Generally speaking, the courts are understanding if a party makes a smallish mistake with its notice provisions. But don’t rely on it
How many contractors would be happy to sign up to a contract that required them to pay liquidated damages to the employer, even though that employer caused the delay to which they related?
Yes, that’s pretty much my thought. But that’s exactly what the result would be if the notice provisions in many standard form contracts were strictly enforced.
These provisions typically require the contractor to give notice of its intention to claim an extension of time within a specified period. If it fails to do so, and the provision is found to be an enforceable “condition precedent”, the claim will fail.
This means that, if the employer causes delay by failing to provide access and the contractor does not put its claim in on time, so that no extension of time is awarded, the contractor may end up paying liquidated damages for delays that the employer caused.
Is that fair? What really caused the delay? Was it the employer’s breach or was it the contractor’s failure to operate the contractual machinery when trying to bring a claim? Did the parties really intend this outcome when drafting the notice provisions?
There is also the tension between notice provisions and the “prevention principle”. This is the ancient rule that a party cannot insist on the performance of a contractual obligation when that party is the cause of the non performance. Yet, here, this is what the employer is doing.

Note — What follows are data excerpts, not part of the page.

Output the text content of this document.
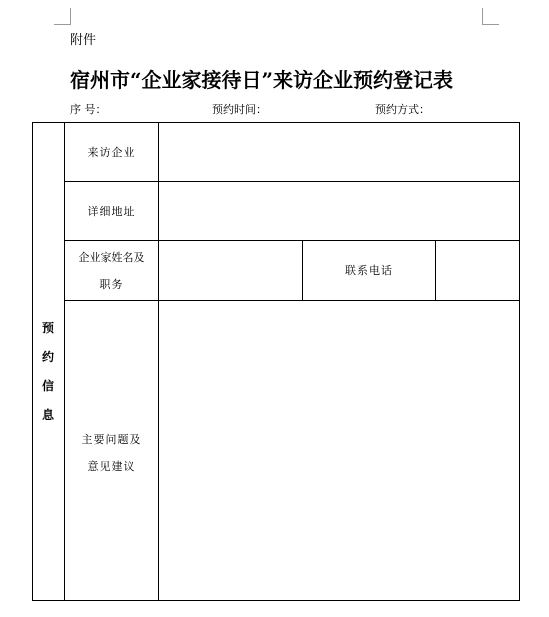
附件
宿州市“企业家接待日”来访企业预约登记表
序 号：	预约时间：	预约方式：
预约信息
来访企业
详细地址
企业家姓名及
职务
联系电话
主要问题及
意见建议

One way of dealing with this tension is for courts or tribunals to find a way around the strict enforcement of notice provisions. This may explain why there are not many cases where a contractor is deprived of its ability to claim an extension of time solely on the basis of non-compliance with a notice provision.
So is the debate an academic one? If it is, there is good news for academics (and bad news for contractors) in the recent Scottish case of Education 4 Ayrshire vs South Ayrshire council. Here the contractor tried to claim an extension of time owing to the discovery of asbestos and the court was “minded to dismiss” the claim. (Instead of being actually dismissed, the case was “put out by order”, a Scottish procedure whereby the case is “returned” to the parties for further consideration.)
The court did this because the contractor got into a bit of a muddle with its notices. Notice was given under clause 17.1 of the relevant contract, when it should perhaps have been given under clause 17.6.1 as well. Also, the contractor said, “we will submit our full claim in accordance with clause 17.6 of the project agreement”, instead of saying something like “we hereby give notice of our claim”.
It was accepted that compliance with the notice requirements was a condition precedent to the right to bring a claim. The bad news for contractors is that the judge held that this condition precedent had not been complied with, despite the plain intention of the contractor’s letter.
Most articles on this point make the usual mutterings about getting notices right. This one is no exception. In Education 4 Ayrshire, the employer accepted that it was fully aware of the position regarding the asbestos, having received a report and attended a meeting about it. The employer also knew that a subcontractor had claimed an extension of time against the contractor as a result of the same event. Yet the judge still held the contractor to the letter of the contract regarding the provision of notices.
This was despite the fact that the basic commercial intention of the notice provisions had been satisfied. The employer suffered no prejudice as result of any muddle which the contractor may have got into.
Contractors should certainly be worried if decisions like this start to be handed down regularly by courts or tribunals that deal with construction matters. As for the prevention principle, had the case arisen from a delay caused by the employer’s own breach or act of prevention, as opposed to a neutral event, it would be turning in its ancient grave. For now, it can continue to rest in peace.